JR九州 キハ71系・キハ72系ゆふいんの森

鉄道

JR九州のキハ71系・キハ72系ゆふいんの森は、その名のとおり福岡県博多と温泉地の大分県由布院を結ぶ観光特急です。
1日3往復のうち1往復は別府まで運転されています。

最近、JR九州では観光列車を”D&S(デザイン&ストーリー)列車”と呼ぶようになりましたが、ゆふいんの森はその先駆けとなった列車です。
ちなみに “D&S”とは、”D”は”特別なデザイン”、”S”は運行する地域に基づく”ストーリー”で、”デザインと物語のある列車”という意味が込められているそうです。

この列車の特徴は以下の2点だと思います。
1.全車眺望の良いハイデッカー構造
2.ビュッフェ

1つ目のハイデッカー構造についてですが、列車に乗る時に乗車口で階段を上がります。
客室は階段を上がった分高い位置にあり、眺望が良くなっています。
車両間の連結部分もブリッジで結ばれています。
座席は車体と同じくグリーンを基調にした回転式リクライニングシートになっています。
そして、運転席の後ろはガラスで仕切られているだけで、前面展望が楽しめるようになっています。
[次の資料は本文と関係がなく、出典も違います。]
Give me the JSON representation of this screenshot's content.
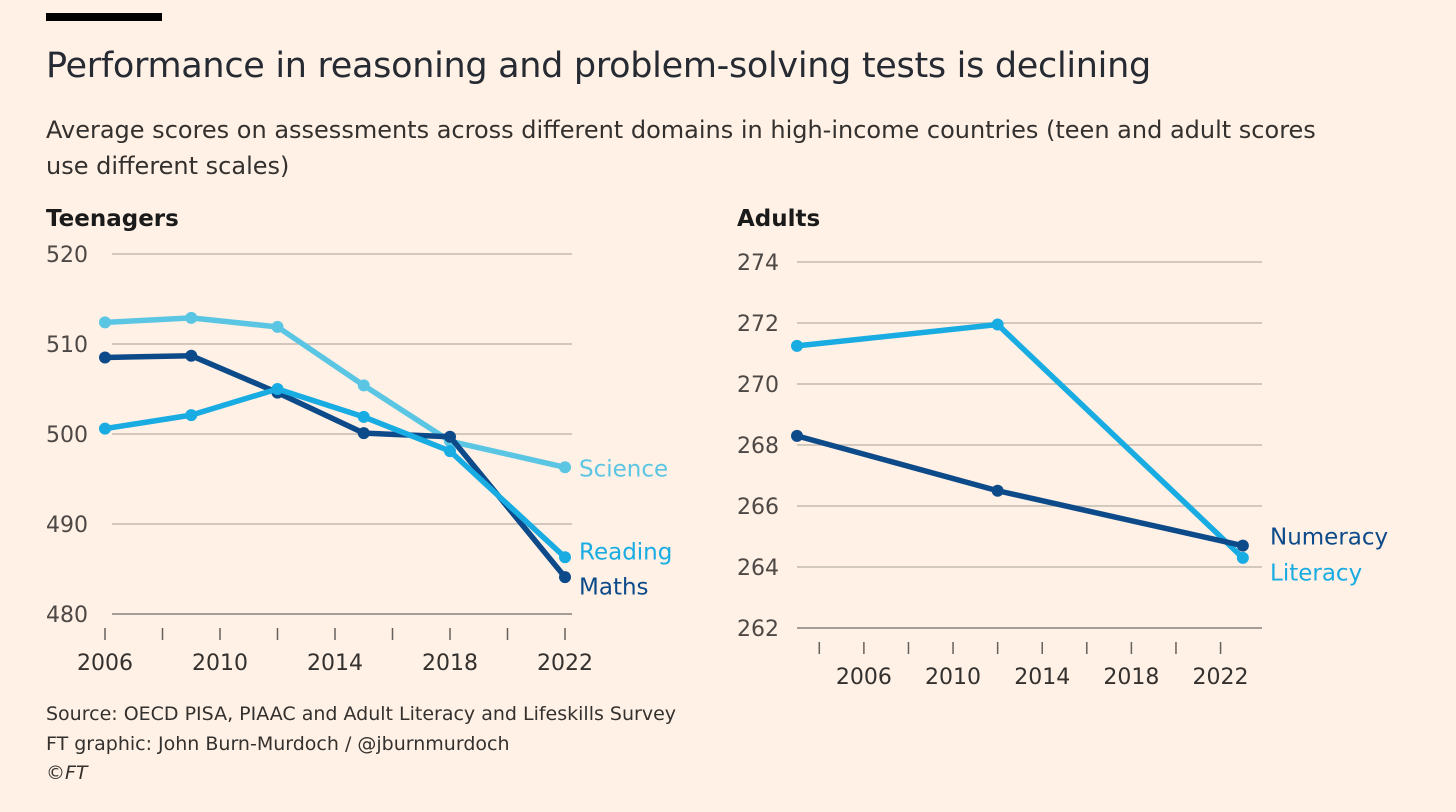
{
  "title": "Performance in reasoning and problem-solving tests is declining",
  "subtitle": "Average scores on assessments across different domains in high-income countries (teen and adult scores use different scales)",
  "footer": {
    "source": "Source: OECD PISA, PIAAC and Adult Literacy and Lifeskills Survey",
    "credit": "FT graphic: John Burn-Murdoch / @jburnmurdoch",
    "copyright": "©FT"
  },
  "chart_data": [
    {
      "type": "line",
      "title": "Teenagers",
      "xlabel": "",
      "ylabel": "",
      "xlim": [
        2006,
        2022
      ],
      "ylim": [
        480,
        520
      ],
      "yticks": [
        480,
        490,
        500,
        510,
        520
      ],
      "xticks": [
        2006,
        2010,
        2014,
        2018,
        2022
      ],
      "minor_xticks": [
        2006,
        2008,
        2010,
        2012,
        2014,
        2016,
        2018,
        2020,
        2022
      ],
      "grid": true,
      "legend": "direct-labels-right",
      "x": [
        2006,
        2009,
        2012,
        2015,
        2018,
        2022
      ],
      "series": [
        {
          "name": "Science",
          "color": "#5BC6E3",
          "values": [
            512.4,
            512.9,
            511.9,
            505.4,
            499.2,
            496.3
          ]
        },
        {
          "name": "Maths",
          "color": "#0D4A8A",
          "values": [
            508.5,
            508.7,
            504.6,
            500.1,
            499.7,
            484.1
          ]
        },
        {
          "name": "Reading",
          "color": "#18ACE2",
          "values": [
            500.6,
            502.1,
            505.0,
            501.9,
            498.1,
            486.3
          ]
        }
      ]
    },
    {
      "type": "line",
      "title": "Adults",
      "xlabel": "",
      "ylabel": "",
      "xlim": [
        2003,
        2023.5
      ],
      "ylim": [
        262,
        274
      ],
      "yticks": [
        262,
        264,
        266,
        268,
        270,
        272,
        274
      ],
      "xticks": [
        2006,
        2010,
        2014,
        2018,
        2022
      ],
      "minor_xticks": [
        2004,
        2006,
        2008,
        2010,
        2012,
        2014,
        2016,
        2018,
        2020,
        2022
      ],
      "grid": true,
      "legend": "direct-labels-right",
      "x": [
        2003,
        2012,
        2023
      ],
      "series": [
        {
          "name": "Literacy",
          "color": "#18ACE2",
          "values": [
            271.25,
            271.95,
            264.3
          ]
        },
        {
          "name": "Numeracy",
          "color": "#0D4A8A",
          "values": [
            268.3,
            266.5,
            264.7
          ]
        }
      ]
    }
  ]
}
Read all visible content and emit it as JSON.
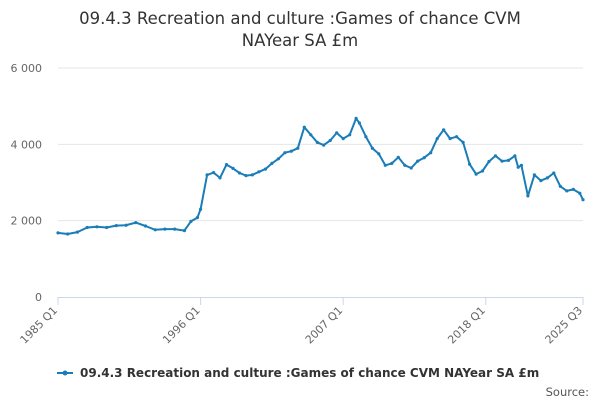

2つ目のビュッフェについてですが、ゆふいんの森にはビュッフェが設置されており、車内で沿線地域のスイーツやドリンク、ゆふいんの森グッズなどお土産を購入することができます。
私も乗車記念にゆふいんの森キーホルダーを購入し、車内でゆずみつスカッシュをいただきました。
ゆずみつスカッシュは、ゆずの香りが口に広がり、炭酸のすっきりとした飲み口で美味しかったです。

ゆふいんの森には、記念乗車証が車内に備え付けられており、スタンプを押して乗車記念にすることができます。
この列車だけでなく、JR九州のD&S列車それぞれに記念乗車証があり、私の中ではこれを集めるのも D&S列車に乗る時の楽しみの1つです。

列車は博多を出発すると久留米まで鹿児島本線を走行し、久留米から久大本線に入ります。
久大本線に入るといくつか車窓スポットを通過しますが、その中から2つ紹介したいと思います。

まず1つ目は慈恩の滝です。
大分県日田市と玖珠町の境にある滝で、大蛇伝説や龍神伝説が残っているそうです。
由布院に向かって走っている時は進行方向右側に見えてきます。
滝を通過する時は列車の速度を落として運転してくれます。

2つ目は旧豊後森機関庫です。
久大本線を蒸気機関車が走っていた頃の扇形機関庫で、機関庫と転車台が残っています。
豊後森駅を出発するとこちらも由布院に向かって走っている時は進行方向右側に見えてきます。
2009年に近代化産業遺産に認定され、2012年に国の登録有形文化財に登録されています。
公園として整備されているので、豊後森駅で下車して見に行くこともできます。

最後に車両について書きたいと思います。
ゆふいんの森はタイトルに書いたとおり、キハ71系とキハ72系の2車種で運行しています。
両数や設備の違いがあるのですが、どちらもぱっと見は区別がつかないかもしれません。
しかし、側面のゴールドのラインの太さや側窓の大きさ、前面をよく見ると違うので注目してみて下さい。
私は2回乗りましたが、2回ともキハ72系でした。

そして、キハ72系には1両だけ2015年に後から増備された車両があります。
4号車がその車両なのですが、座席のデザインが他の車両と異なっています。
乗車された時にデザインの違いを楽しんでみてはいかがでしょうか。

車両のデザイン・設計は工業デザイナーの水戸岡鋭治氏です。
JR九州のD&S列車のデザイン・設計と言えばこの人という人ですが、乗りたくなるような車両を世に送り出しています。
最近は、車両だけでなく駅のデザインなども多く手掛けられています。
そして、JR九州だけでなく他社のデザインも手掛けられており、あちこち巡ってみるのも良いかもしれません。